Ни к чему Елизавета не относилась так серьезно, как к собственной внешности. Может быть, это сказано не совсем точно, потому что серьезно она относилась к вопросам веры, к милосердию, к лейб-компанейцам, посадившим ее на престол, а также к политике, которая должна была ее на этом престоле удержать, очень серьезным было для нее понятие «мой народ», но вся эта серьезность была вызвана как бы вселенской необходимостью, а любовь к платьям, украшениям, туалетному столу и хорошему парикмахеру – это было истинно ее, необходимое самой натуре. Может быть, здесь сказался вынужденный отказ от этих радостей, когда она при Анне Иоанновне вела более чем скромный образ жизни, поэтому и принялась наверстывать упущенное с головокружительной быстротой.

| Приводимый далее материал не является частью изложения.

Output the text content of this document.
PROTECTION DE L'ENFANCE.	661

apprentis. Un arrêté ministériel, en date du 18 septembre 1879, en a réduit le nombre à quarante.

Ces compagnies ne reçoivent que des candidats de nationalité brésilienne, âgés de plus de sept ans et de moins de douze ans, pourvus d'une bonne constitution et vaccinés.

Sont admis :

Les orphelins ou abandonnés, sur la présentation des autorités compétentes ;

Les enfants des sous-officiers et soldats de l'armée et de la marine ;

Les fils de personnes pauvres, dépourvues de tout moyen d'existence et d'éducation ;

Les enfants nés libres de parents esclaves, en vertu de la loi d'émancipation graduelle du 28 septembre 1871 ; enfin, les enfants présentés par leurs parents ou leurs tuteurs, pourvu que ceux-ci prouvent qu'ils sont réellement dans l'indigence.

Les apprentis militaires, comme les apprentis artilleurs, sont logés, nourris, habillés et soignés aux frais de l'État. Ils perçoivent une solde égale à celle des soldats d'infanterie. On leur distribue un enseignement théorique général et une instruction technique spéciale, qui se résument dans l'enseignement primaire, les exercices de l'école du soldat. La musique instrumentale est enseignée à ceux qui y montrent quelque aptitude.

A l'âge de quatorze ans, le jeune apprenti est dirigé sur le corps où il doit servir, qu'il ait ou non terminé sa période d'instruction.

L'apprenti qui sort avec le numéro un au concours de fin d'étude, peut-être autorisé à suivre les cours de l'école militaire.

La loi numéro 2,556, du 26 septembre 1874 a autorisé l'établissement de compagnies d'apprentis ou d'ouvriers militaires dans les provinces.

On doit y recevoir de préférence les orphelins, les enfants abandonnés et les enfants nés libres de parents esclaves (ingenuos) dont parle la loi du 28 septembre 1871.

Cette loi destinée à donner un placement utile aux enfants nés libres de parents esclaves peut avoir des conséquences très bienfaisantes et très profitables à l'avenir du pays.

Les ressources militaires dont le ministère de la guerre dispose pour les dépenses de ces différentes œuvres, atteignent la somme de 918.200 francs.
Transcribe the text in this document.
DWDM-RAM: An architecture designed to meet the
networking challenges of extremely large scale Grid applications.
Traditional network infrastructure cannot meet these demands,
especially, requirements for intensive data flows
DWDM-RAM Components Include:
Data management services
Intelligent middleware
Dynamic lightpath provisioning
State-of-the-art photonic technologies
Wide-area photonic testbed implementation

Елизавета, как никто при дворе, была знакома с парижскими модами, и Кантемир, поэт и посол во Франции, до последнего своего часа перемежал страницы политических отчетов подробным описанием модных корсетов, юбок и туфель. Ни один купец, привозивший ткань и прочий интересный для женщин товар, не имел права торговать им прежде чем предъявит его первой покупательнице – императрице. Елизавета любила светлые ткани, затканные серебрянымии золотыми цветами. Надо сказать, они шли ей несказанно. Но вернемся к Анастасии. Как только Елизавета узнала, что в ней есть вкус и тонкость, и умение достичь в одежде того образца, который только избранным виден, она в корне изменила к ней свое отношение. Отныне Анастасия всегда присутствовала при одевании императрицы, за что получала подарки и знаки внимания. Тяжелая это должность – «находиться неотлучно».
Конец ознакомительного фрагмента.
notes
Note1
Капли от простуды и прочих хворей придумал не однофамилец нашего канцлера, а он сам в бытность свою в Копенгагене. Изготовлены эти капли, получившие впоследствии название «золотого эликсира», были совместно с химиком Дамбке. Почему из этих двух имен судьба поместила на этикетку именно Бестужева, остается тайной до сих пор.
Note2
Здесь необходимо дать пояснение, чтобы бедный читатель не рыскал по страницам в поисках объяснения – почему мать Анастасии Ягужинской зовется Анной Бестужевой (в девичестве Головкиной) и каким боком последняя приходится родственницей канцлеру. Анна Бестужева была первым браком за Павлом Ягужинским, а вторым за Михаилом Бестужевым, братом канцлера Алексея Петровича Бестужева.
Note3
В те времена все при дворе знали, что любовь наследника сводится только к поцелуям да подмигиваниям, потискает фрейлину где-нибудь под лестницей и ходит гоголем, как дон Хуан.